At the end of this nearly decade-long project, Raiji comments that Ben Gurion has been one of the most difficult, yet interesting and challenging projects he’s ever worked on—and something he doubts one could experience in any U.S. city.

“In North America, the focus is more on how to get from point A to point B,” says Raiji, “whereas in Israel, the ceremonial procession is an event.”

NFPA Comes to Israel

One of the more interesting aspects of this airport project was the application of a number of National Fire Protection Assn. codes that were unknown in Israel prior to this renovation.

While NFPA is much more accepted in Israel today, at the time when the terminal was in its design phase between 1995 and 1997, NFPA was, frankly, foreign.

“We had to translate the codes into Hebrew.

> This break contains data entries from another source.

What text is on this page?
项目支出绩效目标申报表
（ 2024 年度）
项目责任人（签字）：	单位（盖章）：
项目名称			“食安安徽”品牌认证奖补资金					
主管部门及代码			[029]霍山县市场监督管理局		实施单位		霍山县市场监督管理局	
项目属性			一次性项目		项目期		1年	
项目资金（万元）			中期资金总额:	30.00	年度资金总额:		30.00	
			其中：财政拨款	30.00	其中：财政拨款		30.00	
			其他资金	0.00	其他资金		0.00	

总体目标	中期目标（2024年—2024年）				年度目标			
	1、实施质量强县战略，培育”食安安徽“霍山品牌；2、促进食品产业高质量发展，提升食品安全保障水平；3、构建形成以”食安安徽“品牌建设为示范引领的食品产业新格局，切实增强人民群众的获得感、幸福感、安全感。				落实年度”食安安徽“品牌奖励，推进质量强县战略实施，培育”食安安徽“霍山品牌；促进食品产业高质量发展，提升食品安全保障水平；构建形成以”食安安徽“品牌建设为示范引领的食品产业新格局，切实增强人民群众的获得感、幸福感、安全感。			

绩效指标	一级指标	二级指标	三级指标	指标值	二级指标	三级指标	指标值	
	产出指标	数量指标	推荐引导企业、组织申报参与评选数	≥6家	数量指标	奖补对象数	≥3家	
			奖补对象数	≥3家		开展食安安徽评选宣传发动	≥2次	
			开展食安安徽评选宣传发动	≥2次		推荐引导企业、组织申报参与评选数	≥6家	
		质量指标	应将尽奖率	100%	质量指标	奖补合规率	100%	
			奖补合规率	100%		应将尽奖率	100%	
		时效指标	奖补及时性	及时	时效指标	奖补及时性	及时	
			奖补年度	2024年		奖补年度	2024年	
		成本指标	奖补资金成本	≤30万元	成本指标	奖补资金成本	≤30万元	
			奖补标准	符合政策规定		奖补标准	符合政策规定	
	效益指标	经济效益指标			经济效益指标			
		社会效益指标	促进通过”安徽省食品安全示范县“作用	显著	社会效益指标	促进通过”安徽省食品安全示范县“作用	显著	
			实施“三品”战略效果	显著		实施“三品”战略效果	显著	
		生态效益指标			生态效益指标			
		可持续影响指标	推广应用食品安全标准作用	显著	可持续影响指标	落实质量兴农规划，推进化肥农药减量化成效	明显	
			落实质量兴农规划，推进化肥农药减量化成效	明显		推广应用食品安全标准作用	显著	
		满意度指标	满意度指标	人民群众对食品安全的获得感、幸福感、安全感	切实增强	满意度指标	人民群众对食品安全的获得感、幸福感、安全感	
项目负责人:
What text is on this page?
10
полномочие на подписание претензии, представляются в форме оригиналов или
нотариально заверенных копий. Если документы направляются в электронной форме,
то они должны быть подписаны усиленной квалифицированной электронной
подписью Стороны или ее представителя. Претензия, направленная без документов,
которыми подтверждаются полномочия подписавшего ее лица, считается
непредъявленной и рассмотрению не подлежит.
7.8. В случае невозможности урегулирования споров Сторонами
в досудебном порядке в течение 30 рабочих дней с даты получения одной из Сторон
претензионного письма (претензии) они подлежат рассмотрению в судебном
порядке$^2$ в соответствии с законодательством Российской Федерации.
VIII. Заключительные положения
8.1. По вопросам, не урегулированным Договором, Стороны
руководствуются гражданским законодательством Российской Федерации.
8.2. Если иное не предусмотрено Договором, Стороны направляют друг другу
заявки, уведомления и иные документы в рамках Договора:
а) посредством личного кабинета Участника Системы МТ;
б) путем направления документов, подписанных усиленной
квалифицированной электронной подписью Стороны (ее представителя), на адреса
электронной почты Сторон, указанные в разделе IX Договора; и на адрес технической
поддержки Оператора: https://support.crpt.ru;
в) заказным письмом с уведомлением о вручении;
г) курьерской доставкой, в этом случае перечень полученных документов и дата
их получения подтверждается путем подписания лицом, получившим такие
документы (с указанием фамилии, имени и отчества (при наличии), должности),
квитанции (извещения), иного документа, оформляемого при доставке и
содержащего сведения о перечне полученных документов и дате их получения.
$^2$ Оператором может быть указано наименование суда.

We immediately found that some things done one way in the U.S. are forbidden in Israel,” explains Moshik Schwartz, Abraham Schwartz Engineering, a Jerusalem-based plumbing engineer who was involved with the airside terminal. “For example, the NFPA code requires sprinkler heads in elevator mechanical rooms, but the Israel elevator code prohibits this, so we had to remove this from the design.”

Specific to the project were NFPA 415, NFPA 101, NFPA 13 for sprinklers, NFPA 72 for fire alarms and NFPA 92b for smoke management.

Another place where NFPA design requirements didn’t quite work with Israel’s built environment was the specification of a special type of electrical cable, according to David Bar Akiva, Bar Akiva Consulting Engineers, Bnai Brak, Israel, who worked as a local electrical engineer on the airside terminal. “That particular cable is not available here, so we used a European cable that complied with the NPFA code instead.”

In addition to agreeing to utilize NFPA, the Israel Airport Authority proved progressive in agreeing to allow performance-based design.

“I give them a lot of credit for going with the more unconventional, performance-based design approach,” says Ashok Raiji, P.E., a mechanical engineer with Arup, New York.

Similarly, he was pleasantly surprised by IAA’s cooperation and expediency when Arup’s fire-evacuation scheme called for egress into a secured area, creating a conflict between fire safety and strict airport security. “The IAA and fire marshals came up with a strategy of how to resolve this by instituting a small delay to give the security staff enough time to arrive in the area,” Raiji explains.

The IAA’s expertise also came through while acting as the airport’s fire marshal and authority having jurisdiction in running a series of organized meetings on a number of topics.

On Duty

During the design of Israel’s new Ben Gurion Terminal 3, American architects underestimated the intended prominence of the airport’s duty-free shopping area.

Even though initial designs allocated only a certain amount of space for duty-free, the Israel Airport Authority insisted on creating a much larger area.

“Duty-free is something special here in Israel, whereas the American designers wanted to design as it’s done in other countries, for example, with low energy conservation and low heat flow,” explains local mechanical engineer Danny Hahn, D. Hahn Consulting Engineers, Ramat Gan, Israel.

Due to the popularity of duty-free shopping in this Mediterranean country, the area had to be redesigned to accommodate a much larger population of visitors. Ultimately, at 35,000 square meters, the space was expanded to be four times as large as the former airport terminal.

In addition, a considerable amount of extra storage space was put into the design in order to accommodate Ben Gurion’s “Buy and Bye” program where Israelis can store duty-free purchases during their travel abroad, then retrieve their goods upon their return.